Bello il triplete, cari cugini spagnoli. Cugini di crisi e di spread. Maestri di calcio. Più bravi, più sicuri, più forti fisicamente. Adesso unici. Il sogno azzurro è rimasto sepolto sotto un 4-0 che è una randellata, anzi una serie. Che svuota in fretta le nostre piazze, non ci farà dormire per la delusione. Fors’anche per lo sconcerto, dopo essere passati in meno di un mese dal timore di essere solo dei comprimari alla quasi certezza dell’impresa. Vinciamo, si erano sbilanciati in troppi. No, l’Italia ha straperso questa finale di Kiev, senza mai dare davvero l’impressione di poter scendere dall’aereo con la coppa in mano per portarla quest’oggi al Quirinale dal presidente Napolitano, il primo tifoso.
Il risultato è molto severo, resterà nella storia come una macchia ingombrante, incancellabile. I campioni d’Europa e poi del mondo festeggiano con merito un quadriennio d’oro. Alla fine hanno fatto ala al passaggio degli azzurri che andavano a ricevere la medaglia d’argento da monsieur Uefa, Michel Platini. Bonucci in lacrime, Pirlo con gli occhi arrossati di dignità, Prandelli a consolare un Balotelli accasciato, sconforti di gioventù. Poi hanno sfilato sotto le bandiere spiegate gialle e rosse. Ovazioni e ole, uno stadio intero ai piedi per il loro terzo successo europeo.
Sul campo, prima, braccati, soffocati, storditi dal tiqui-taca spagnolo, gli azzurri hanno perso troppo presto le misure degli avversari. Travolti in velocità dagli speedy in maglia roja, autentici jet sull’erba bagnata per cinquanta minuti prima del match. Due gol in fotocopia, almeno in fase di partenza: a destra Fabregas oltre il malmesso Chiellini, per quel cross teso, sparatissimo, sulla testa piazzata di Silva; a sinistra Jordi Alba, una corsa di cinquanta metri sapendo da subito che Xavi, maestro di regia, glielo avrebbe recapitato sul filo quel pallone, oltre i centrali azzurri troppo lenti a capire. Un giochetto anche per un terzino far fuori Buffon a tu per tu, con la porta spalancata.

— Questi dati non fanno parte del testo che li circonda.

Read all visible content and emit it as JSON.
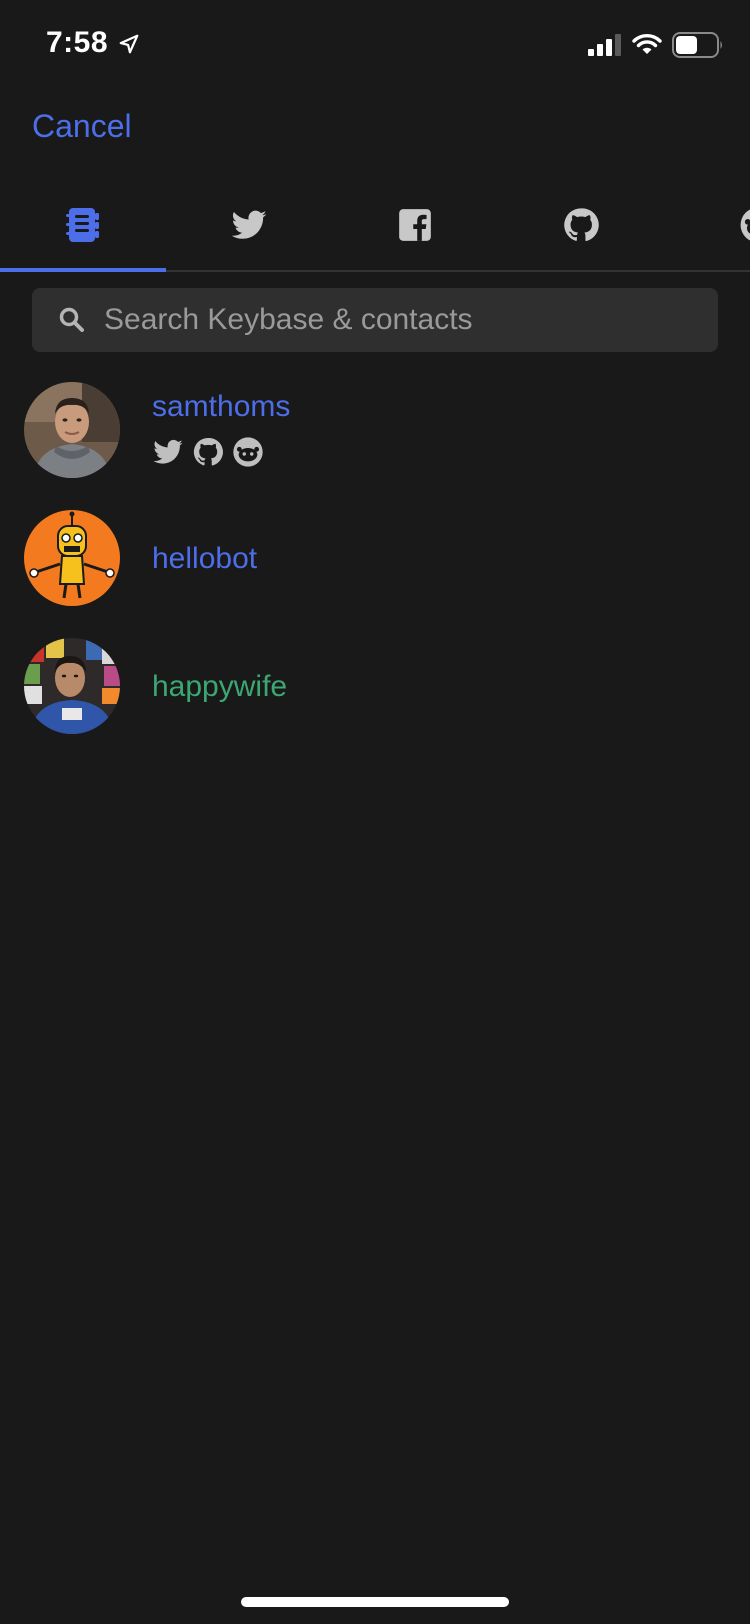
{
  "status_bar": {
    "time": "7:58",
    "icons": [
      "location-arrow-icon",
      "cellular-signal-icon",
      "wifi-icon",
      "battery-icon"
    ]
  },
  "header": {
    "cancel_label": "Cancel"
  },
  "tabs": [
    {
      "name": "keybase-contacts",
      "icon": "address-book-icon",
      "selected": true
    },
    {
      "name": "twitter",
      "icon": "twitter-icon",
      "selected": false
    },
    {
      "name": "facebook",
      "icon": "facebook-icon",
      "selected": false
    },
    {
      "name": "github",
      "icon": "github-icon",
      "selected": false
    },
    {
      "name": "reddit",
      "icon": "reddit-icon",
      "selected": false
    }
  ],
  "search": {
    "placeholder": "Search Keybase & contacts",
    "value": ""
  },
  "results": [
    {
      "username": "samthoms",
      "color": "#4c6ee9",
      "proofs": [
        "twitter-icon",
        "github-icon",
        "reddit-icon"
      ]
    },
    {
      "username": "hellobot",
      "color": "#4c6ee9",
      "proofs": []
    },
    {
      "username": "happywife",
      "color": "#3ba773",
      "proofs": []
    }
  ],
  "colors": {
    "background": "#191919",
    "accent": "#4c6ee9",
    "follow_green": "#3ba773",
    "search_bg": "#2f2f2f",
    "icon_gray": "#bfbfbf"
  }
}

Sapevamo tutto, questo è il punto. Sapevamo che la Spagna non cambia mai di una virgola. Che colpisce così, con quei graffi improvvisi, mai superficiali, che ti affondano nella pelle, ti tolgono il riferimento, la sicurezza. Un conto per la nostra difesa è marcare Rooney o Gomez, un altro vedersi partire in continuazione di fianco quei furetti assatanati, dai e vai senza pausa, la marcia in più che ti toglie il fiato e ti allenta i riflessi. All’esordio eravamo più freschi. Prandelli allora aveva indovinato la mossa, la densità a centrocampo, scompigliando un tantino il baffo sornione di Del Bosque, con il miglior De Rossi in mezzo ai marcantoni. Stavolta il ct ha deciso di affidarsi ai quattro dietro, perdendo però i laterali, a tratti inutili di fronte al centralizzato gioco avversario. E la morsa spagnola ha finito per stringersi intorno a Pirlo, a De Rossi, a Montolivo, le nostre naturali fonti di gioco.

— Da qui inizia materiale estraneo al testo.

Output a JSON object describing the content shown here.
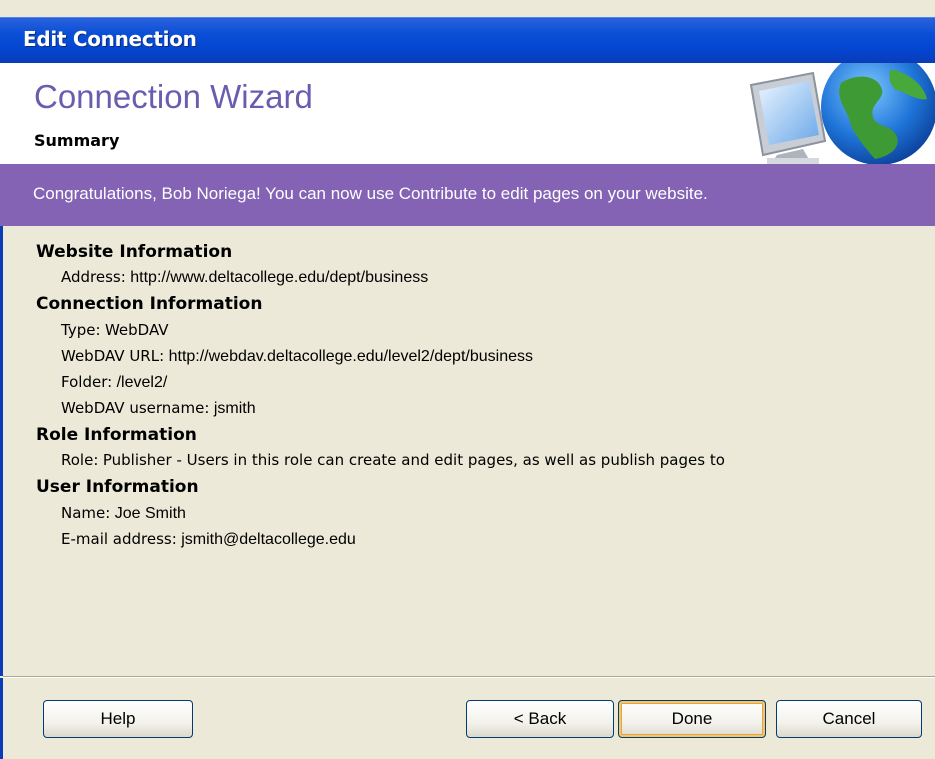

Il problema è che quello straordinario intruglio di Real e Barça funziona ormai a memoria, anche senza Ronaldo e Messi. Fabregas è stato capace di serpentine paragonabili a quelle della pulce argentina. Gli spagnoli semplicemente non ti fanno giocare. E dietro la difesa guidata da Casillas non perde mai del tutto la concentrazione, lascia il minimo, qualche tiro da fuori, e a quelli ci pensa il portiere capitano, perfino con qualche accenno di spocchia. Le occasioni migliori le ha avute Di Natale, subentrato in avvio di ripresa a Cassano. Di testa: alto. Di piede in girata subitanea, con Casillas ancora prodigioso. Sussulti di vitalità, di orgoglio, sul filo dei nervi.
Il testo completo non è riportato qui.